If you have picked this tiny mushroom in the woods and brought it home for identification without paying much attention to your surroundings or thinking about the mushroom's ecology, you're not going to have much luck identifying it without a microscope and lots of patience. However, if you know that you were picking mushrooms in cottonwood-sycamore lowlands, and you noticed that the mushrooms were growing from the petioles of fallen sycamore leaves, identifying Marasmius felix is a cinch, since this appears to be its only ecological milieu. How cool is that? The sycamore, which reaches heights of over 100 feet, has evolved with Marasmius felix, which reaches heights of about 80 millimeters!

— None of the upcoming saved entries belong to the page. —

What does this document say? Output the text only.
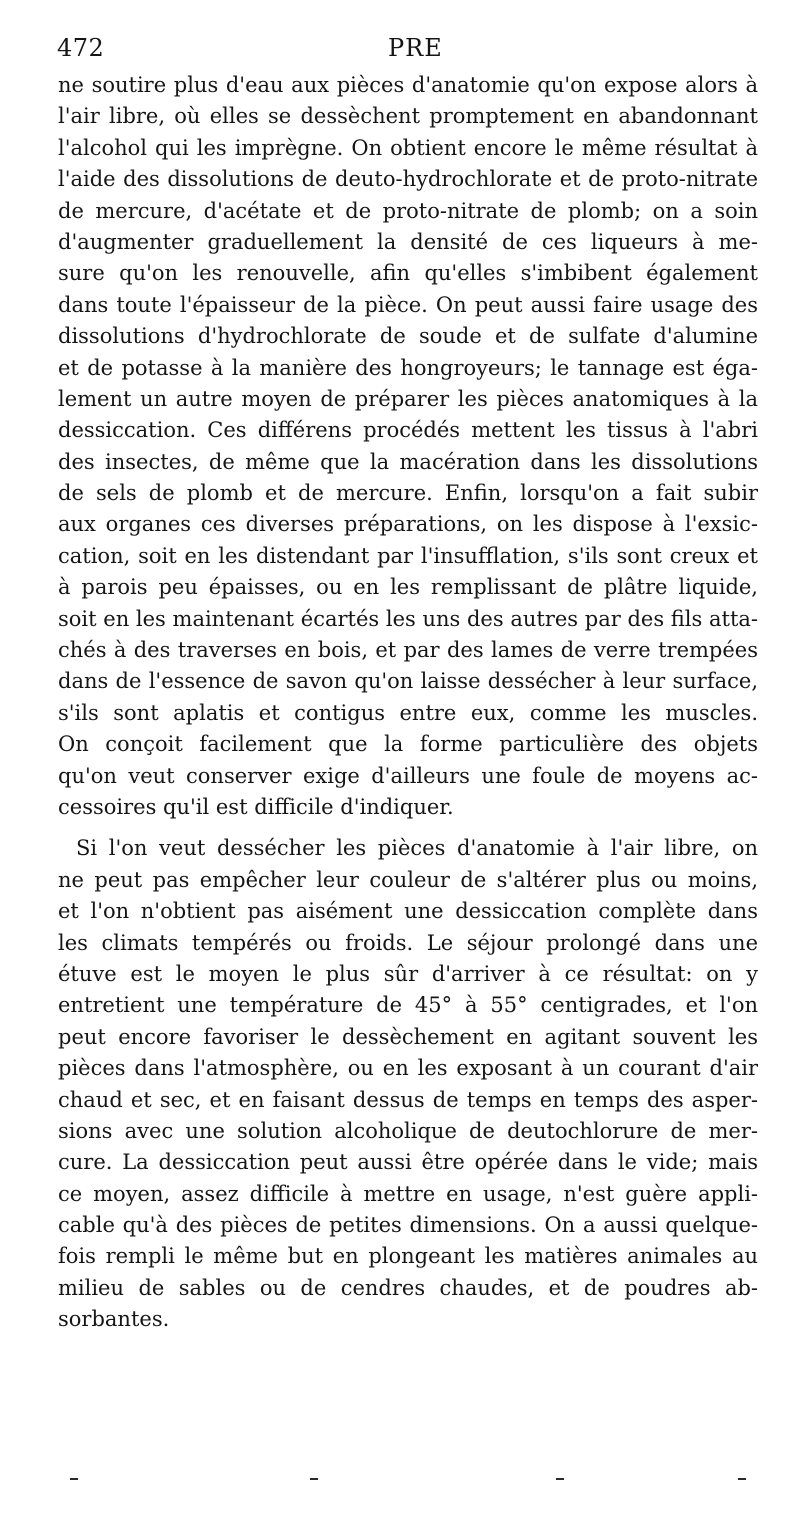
472	PRE
ne soutire plus d'eau aux pièces d'anatomie qu'on expose alors à
l'air libre, où elles se dessèchent promptement en abandonnant
l'alcohol qui les imprègne. On obtient encore le même résultat à
l'aide des dissolutions de deuto-hydrochlorate et de proto-nitrate
de mercure, d'acétate et de proto-nitrate de plomb; on a soin
d'augmenter graduellement la densité de ces liqueurs à me-
sure qu'on les renouvelle, afin qu'elles s'imbibent également
dans toute l'épaisseur de la pièce. On peut aussi faire usage des
dissolutions d'hydrochlorate de soude et de sulfate d'alumine
et de potasse à la manière des hongroyeurs; le tannage est éga-
lement un autre moyen de préparer les pièces anatomiques à la
dessiccation. Ces différens procédés mettent les tissus à l'abri
des insectes, de même que la macération dans les dissolutions
de sels de plomb et de mercure. Enfin, lorsqu'on a fait subir
aux organes ces diverses préparations, on les dispose à l'exsic-
cation, soit en les distendant par l'insufflation, s'ils sont creux et
à parois peu épaisses, ou en les remplissant de plâtre liquide,
soit en les maintenant écartés les uns des autres par des fils atta-
chés à des traverses en bois, et par des lames de verre trempées
dans de l'essence de savon qu'on laisse dessécher à leur surface,
s'ils sont aplatis et contigus entre eux, comme les muscles.
On conçoit facilement que la forme particulière des objets
qu'on veut conserver exige d'ailleurs une foule de moyens ac-
cessoires qu'il est difficile d'indiquer.
Si l'on veut dessécher les pièces d'anatomie à l'air libre, on
ne peut pas empêcher leur couleur de s'altérer plus ou moins,
et l'on n'obtient pas aisément une dessiccation complète dans
les climats tempérés ou froids. Le séjour prolongé dans une
étuve est le moyen le plus sûr d'arriver à ce résultat: on y
entretient une température de 45° à 55° centigrades, et l'on
peut encore favoriser le dessèchement en agitant souvent les
pièces dans l'atmosphère, ou en les exposant à un courant d'air
chaud et sec, et en faisant dessus de temps en temps des asper-
sions avec une solution alcoholique de deutochlorure de mer-
cure. La dessiccation peut aussi être opérée dans le vide; mais
ce moyen, assez difficile à mettre en usage, n'est guère appli-
cable qu'à des pièces de petites dimensions. On a aussi quelque-
fois rempli le même but en plongeant les matières animales au
milieu de sables ou de cendres chaudes, et de poudres ab-
sorbantes.
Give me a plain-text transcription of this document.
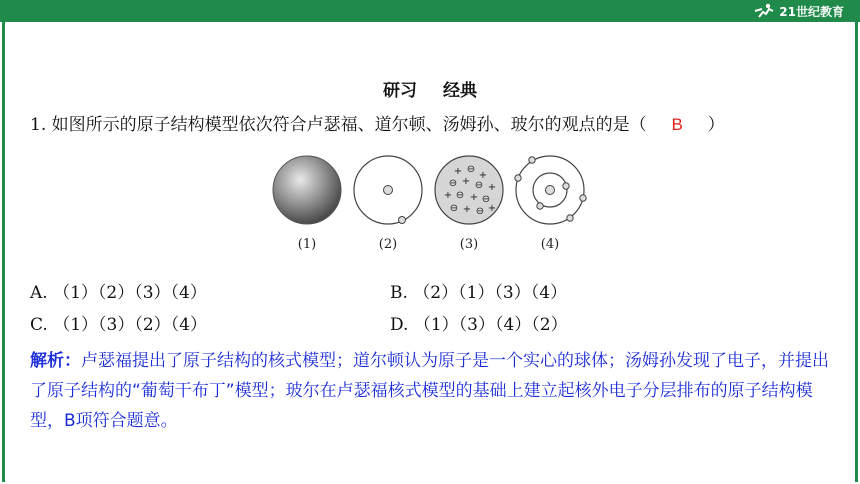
21世纪教育
研习 经典
1. 如图所示的原子结构模型依次符合卢瑟福、道尔顿、汤姆孙、玻尔的观点的是（ B ）
+ ⊖
+
⊖ + ⊖ +
+ ⊖ + ⊖
⊖ + ⊖ +
(1)	(2)	(3)	(4)
A. （1）（2）（3）（4）	B. （2）（1）（3）（4）
C. （1）（3）（2）（4）	D. （1）（3）（4）（2）
解析：卢瑟福提出了原子结构的核式模型；道尔顿认为原子是一个实心的球体；汤姆孙发现了电子，并提出了原子结构的“葡萄干布丁”模型；玻尔在卢瑟福核式模型的基础上建立起核外电子分层排布的原子结构模型，B项符合题意。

Aside from the association with decaying sycamore leaves, distinguishing features for Marasmius felix include the tiny whitish to pink cap, the thin and wiry stem, and microscopic features (see below).

Doyle & Sundberg (1989) note that Marasmius felix can often be discovered in cold weather, since it grows on year-old sycamore leaves that are often covered by the current year's leaves, which apparently provide protection from the elements.

Description:

Ecology: Saprobic on fallen leaves of sycamore trees (usually on leaves from the preceding year); growing alone or gregariously from petioles or major veins; summer, fall, and winter (see comments below); probably to be expected throughout the range of the tree (east of the Great Plains, south of the Great Lakes).

Cap: 1.5-8 mm across; convex, becoming planoconvex; usually pleated by maturity; often somewhat wrinkled; dry; at first nearly white, becoming pinkish or pale pinkish brown with age.

Gills: Attached to the stem, often by means of a collar that may or may not completely encircle the stem; distant; whitish or faintly pinkish.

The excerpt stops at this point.